Message Too Old, No Replies

Make my own web crawler

         

ThatBG

11:23 am on Dec 8, 2005 (gmt 0)

10+ Year Member



Hi guys, its my first post here but I must say I've been reading this site for quite a while, its been of great help to me :) Anyway, I want to set up my own web crawler (just a one off, I want to find a file, I know what site but I don't know the exact address of the file) so yes is there anything available to me?

Thanks,
TBG

physics

6:53 pm on Dec 8, 2005 (gmt 0)

WebmasterWorld Senior Member 10+ Year Member



Hi ThatBG, welcome to WebmasterWorld.com!

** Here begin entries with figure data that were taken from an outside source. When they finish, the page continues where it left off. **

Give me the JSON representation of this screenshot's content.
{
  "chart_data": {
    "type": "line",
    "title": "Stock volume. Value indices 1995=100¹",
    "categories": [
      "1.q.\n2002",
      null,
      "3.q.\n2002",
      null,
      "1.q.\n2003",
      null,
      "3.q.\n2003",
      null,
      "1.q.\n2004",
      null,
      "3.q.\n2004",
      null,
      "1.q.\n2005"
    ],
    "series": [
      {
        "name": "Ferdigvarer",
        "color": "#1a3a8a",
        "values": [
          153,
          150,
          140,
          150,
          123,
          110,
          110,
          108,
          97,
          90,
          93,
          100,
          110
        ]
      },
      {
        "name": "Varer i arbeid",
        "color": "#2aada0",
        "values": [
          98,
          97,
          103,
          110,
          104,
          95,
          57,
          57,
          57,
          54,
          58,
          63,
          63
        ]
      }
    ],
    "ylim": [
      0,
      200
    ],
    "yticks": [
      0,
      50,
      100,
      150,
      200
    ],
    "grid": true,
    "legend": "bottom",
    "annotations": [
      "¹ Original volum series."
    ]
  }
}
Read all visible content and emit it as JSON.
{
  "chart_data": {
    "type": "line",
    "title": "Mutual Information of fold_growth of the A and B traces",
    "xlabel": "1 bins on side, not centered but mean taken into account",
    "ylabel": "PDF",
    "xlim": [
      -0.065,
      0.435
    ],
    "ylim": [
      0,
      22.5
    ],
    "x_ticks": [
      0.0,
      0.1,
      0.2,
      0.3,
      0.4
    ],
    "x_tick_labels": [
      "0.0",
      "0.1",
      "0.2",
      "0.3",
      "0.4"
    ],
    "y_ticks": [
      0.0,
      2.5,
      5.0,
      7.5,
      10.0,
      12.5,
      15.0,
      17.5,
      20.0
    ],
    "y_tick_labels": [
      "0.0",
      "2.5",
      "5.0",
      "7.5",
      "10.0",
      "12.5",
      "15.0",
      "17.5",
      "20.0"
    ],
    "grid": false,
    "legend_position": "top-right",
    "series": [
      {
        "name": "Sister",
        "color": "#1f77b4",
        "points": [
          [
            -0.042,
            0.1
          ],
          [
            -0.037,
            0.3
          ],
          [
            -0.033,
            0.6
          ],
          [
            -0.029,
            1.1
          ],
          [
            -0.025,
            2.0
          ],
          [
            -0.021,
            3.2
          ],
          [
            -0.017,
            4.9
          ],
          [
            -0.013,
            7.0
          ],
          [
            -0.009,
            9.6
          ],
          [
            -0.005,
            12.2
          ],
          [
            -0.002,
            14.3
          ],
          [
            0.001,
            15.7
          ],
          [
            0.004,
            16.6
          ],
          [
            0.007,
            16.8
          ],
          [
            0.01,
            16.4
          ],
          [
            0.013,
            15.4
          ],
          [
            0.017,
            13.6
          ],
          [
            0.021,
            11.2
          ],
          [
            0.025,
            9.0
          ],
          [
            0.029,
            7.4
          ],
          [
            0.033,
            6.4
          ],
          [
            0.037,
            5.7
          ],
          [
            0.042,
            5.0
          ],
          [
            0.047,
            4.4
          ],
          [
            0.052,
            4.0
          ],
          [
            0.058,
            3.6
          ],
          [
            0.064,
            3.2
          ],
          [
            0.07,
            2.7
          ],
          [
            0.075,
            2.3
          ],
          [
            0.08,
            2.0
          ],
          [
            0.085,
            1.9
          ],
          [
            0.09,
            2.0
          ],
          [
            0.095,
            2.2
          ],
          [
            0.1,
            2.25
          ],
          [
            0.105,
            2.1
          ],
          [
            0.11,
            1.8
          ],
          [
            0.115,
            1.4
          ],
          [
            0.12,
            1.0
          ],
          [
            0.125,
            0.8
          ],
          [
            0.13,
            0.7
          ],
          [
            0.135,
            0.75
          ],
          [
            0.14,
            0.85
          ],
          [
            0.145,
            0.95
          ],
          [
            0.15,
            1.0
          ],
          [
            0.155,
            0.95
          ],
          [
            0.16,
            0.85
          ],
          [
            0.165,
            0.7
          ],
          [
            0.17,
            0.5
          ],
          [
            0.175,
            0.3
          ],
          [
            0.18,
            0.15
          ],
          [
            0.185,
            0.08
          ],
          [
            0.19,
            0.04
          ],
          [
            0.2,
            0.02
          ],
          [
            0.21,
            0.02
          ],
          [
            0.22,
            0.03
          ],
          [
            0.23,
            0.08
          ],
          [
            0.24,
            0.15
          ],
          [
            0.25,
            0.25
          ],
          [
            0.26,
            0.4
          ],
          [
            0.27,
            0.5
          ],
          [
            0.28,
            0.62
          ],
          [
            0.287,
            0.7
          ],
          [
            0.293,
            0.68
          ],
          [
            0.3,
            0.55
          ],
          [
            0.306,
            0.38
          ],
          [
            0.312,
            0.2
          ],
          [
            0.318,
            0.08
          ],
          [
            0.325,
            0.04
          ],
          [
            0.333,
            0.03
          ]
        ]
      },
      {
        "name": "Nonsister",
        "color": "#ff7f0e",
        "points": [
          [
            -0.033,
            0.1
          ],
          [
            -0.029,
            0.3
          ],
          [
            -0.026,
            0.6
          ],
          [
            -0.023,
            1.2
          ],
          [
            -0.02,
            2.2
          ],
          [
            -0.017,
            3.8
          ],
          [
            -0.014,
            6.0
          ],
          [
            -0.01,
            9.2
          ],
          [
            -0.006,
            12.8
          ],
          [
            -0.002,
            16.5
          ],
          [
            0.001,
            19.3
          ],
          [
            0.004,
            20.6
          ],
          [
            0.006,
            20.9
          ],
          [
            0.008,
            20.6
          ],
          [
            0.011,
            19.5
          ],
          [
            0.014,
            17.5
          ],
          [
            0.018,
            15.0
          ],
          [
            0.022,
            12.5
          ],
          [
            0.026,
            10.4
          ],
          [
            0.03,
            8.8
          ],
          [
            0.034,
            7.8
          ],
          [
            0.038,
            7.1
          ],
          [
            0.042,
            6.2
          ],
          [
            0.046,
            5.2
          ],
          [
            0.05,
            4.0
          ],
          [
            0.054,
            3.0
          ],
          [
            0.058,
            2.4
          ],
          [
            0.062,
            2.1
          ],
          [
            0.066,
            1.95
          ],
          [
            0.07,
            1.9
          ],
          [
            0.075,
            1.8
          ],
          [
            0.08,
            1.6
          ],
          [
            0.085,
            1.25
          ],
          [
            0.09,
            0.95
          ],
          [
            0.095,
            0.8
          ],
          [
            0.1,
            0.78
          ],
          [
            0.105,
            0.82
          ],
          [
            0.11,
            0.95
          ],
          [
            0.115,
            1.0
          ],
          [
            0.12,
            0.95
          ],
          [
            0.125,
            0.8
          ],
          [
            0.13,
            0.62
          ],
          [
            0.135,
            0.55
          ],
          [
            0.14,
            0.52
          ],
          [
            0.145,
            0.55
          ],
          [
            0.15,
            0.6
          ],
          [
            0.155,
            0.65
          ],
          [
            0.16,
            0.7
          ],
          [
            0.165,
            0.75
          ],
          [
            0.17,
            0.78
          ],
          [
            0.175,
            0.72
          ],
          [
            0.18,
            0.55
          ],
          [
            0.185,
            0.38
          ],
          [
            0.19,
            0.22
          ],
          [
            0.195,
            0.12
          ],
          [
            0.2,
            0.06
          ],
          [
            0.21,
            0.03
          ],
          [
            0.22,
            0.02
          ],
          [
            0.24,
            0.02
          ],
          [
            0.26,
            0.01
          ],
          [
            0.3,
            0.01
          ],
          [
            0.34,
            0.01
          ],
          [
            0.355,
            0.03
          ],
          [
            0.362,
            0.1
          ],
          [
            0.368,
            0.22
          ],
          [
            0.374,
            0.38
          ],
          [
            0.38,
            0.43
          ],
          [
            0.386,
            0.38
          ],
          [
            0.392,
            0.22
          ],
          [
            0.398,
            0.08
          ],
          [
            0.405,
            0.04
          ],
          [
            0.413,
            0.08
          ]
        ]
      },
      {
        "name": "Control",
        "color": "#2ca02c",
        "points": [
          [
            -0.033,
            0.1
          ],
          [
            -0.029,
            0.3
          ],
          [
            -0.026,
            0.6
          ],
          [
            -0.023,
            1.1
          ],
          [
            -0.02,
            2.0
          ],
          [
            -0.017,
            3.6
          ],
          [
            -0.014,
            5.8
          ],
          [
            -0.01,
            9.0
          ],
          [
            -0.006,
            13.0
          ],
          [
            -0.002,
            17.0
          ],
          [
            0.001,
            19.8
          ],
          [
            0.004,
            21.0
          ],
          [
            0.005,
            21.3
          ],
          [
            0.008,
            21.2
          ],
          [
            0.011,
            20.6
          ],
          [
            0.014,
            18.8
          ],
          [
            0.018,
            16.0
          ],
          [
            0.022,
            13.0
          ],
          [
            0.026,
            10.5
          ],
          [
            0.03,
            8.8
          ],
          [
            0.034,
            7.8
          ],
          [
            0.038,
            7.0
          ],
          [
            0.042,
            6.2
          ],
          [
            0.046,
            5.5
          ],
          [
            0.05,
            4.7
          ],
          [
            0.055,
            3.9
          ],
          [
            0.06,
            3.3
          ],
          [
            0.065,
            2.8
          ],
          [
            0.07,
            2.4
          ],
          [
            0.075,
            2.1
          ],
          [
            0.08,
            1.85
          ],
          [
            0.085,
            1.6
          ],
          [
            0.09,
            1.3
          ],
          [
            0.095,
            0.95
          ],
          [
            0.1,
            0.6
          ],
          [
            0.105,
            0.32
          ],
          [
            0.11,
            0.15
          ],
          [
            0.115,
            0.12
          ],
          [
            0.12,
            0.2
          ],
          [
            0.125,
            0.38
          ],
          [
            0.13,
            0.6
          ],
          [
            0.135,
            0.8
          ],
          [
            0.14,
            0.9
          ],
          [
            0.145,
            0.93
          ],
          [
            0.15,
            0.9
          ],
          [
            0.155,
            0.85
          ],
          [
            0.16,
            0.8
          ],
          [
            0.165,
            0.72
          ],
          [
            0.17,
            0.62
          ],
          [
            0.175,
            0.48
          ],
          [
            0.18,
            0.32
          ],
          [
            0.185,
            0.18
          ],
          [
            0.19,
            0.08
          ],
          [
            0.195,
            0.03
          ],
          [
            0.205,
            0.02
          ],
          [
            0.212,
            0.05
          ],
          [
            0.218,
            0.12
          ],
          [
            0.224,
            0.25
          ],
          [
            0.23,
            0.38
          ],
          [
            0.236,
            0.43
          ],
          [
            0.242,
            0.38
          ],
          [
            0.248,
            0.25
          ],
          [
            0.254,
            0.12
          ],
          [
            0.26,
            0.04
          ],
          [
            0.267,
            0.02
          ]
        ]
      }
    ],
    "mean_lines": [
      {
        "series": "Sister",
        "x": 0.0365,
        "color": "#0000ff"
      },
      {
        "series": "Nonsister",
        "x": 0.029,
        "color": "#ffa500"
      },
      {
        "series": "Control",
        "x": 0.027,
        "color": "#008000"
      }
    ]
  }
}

It sounds like a web crawler may be overkill for what you need. Have you tried the site: command on Google and Yahoo and MSN Search? Like
site:example.com filename

If that doesn't work for you, look into wget if you're on a unix type system or if your on windows look on Tucows or something for a free crawler script.

ThatBG

11:46 pm on Dec 8, 2005 (gmt 0)

10+ Year Member



Hi Physics,

I managed to find one, but it doens't seem to be working on the site I want it to...if robots.txt says

User-agent: *
Dissalow: /

does that mean it can't crawl anything?

Thanks,
Jake

ThatBG

11:48 pm on Dec 8, 2005 (gmt 0)

10+ Year Member



Hi Physics,

I managed to find one, but it doens't seem to be working on the site I want it to, because the file isn't actually linked to anything on the site.

Thanks,
TBG

Stefan

11:54 pm on Dec 8, 2005 (gmt 0)

WebmasterWorld Senior Member 10+ Year Member



I managed to find one, but it doens't seem to be working on the site I want it to, because the file isn't actually linked to anything on the site.

Sorry if I've missed something, but how will a crawler find it if there are no links to it?

Could you just email the webmaster and ask them?

(And welcome to WW.)

physics

12:42 am on Dec 9, 2005 (gmt 0)

WebmasterWorld Senior Member 10+ Year Member



Most spiders look for a file called robots.txt for every domain they crawl, it does not have to be linked to from anywhere.
If their robots.txt has those lines then no you're not allowed to crawl the site. I doubt asking the webmaster will help in this case.

ThatBG

10:24 am on Dec 9, 2005 (gmt 0)

10+ Year Member



I was after a web crawler that had a brute force approach, not one where it just goes off links. But it doesn't matter now :)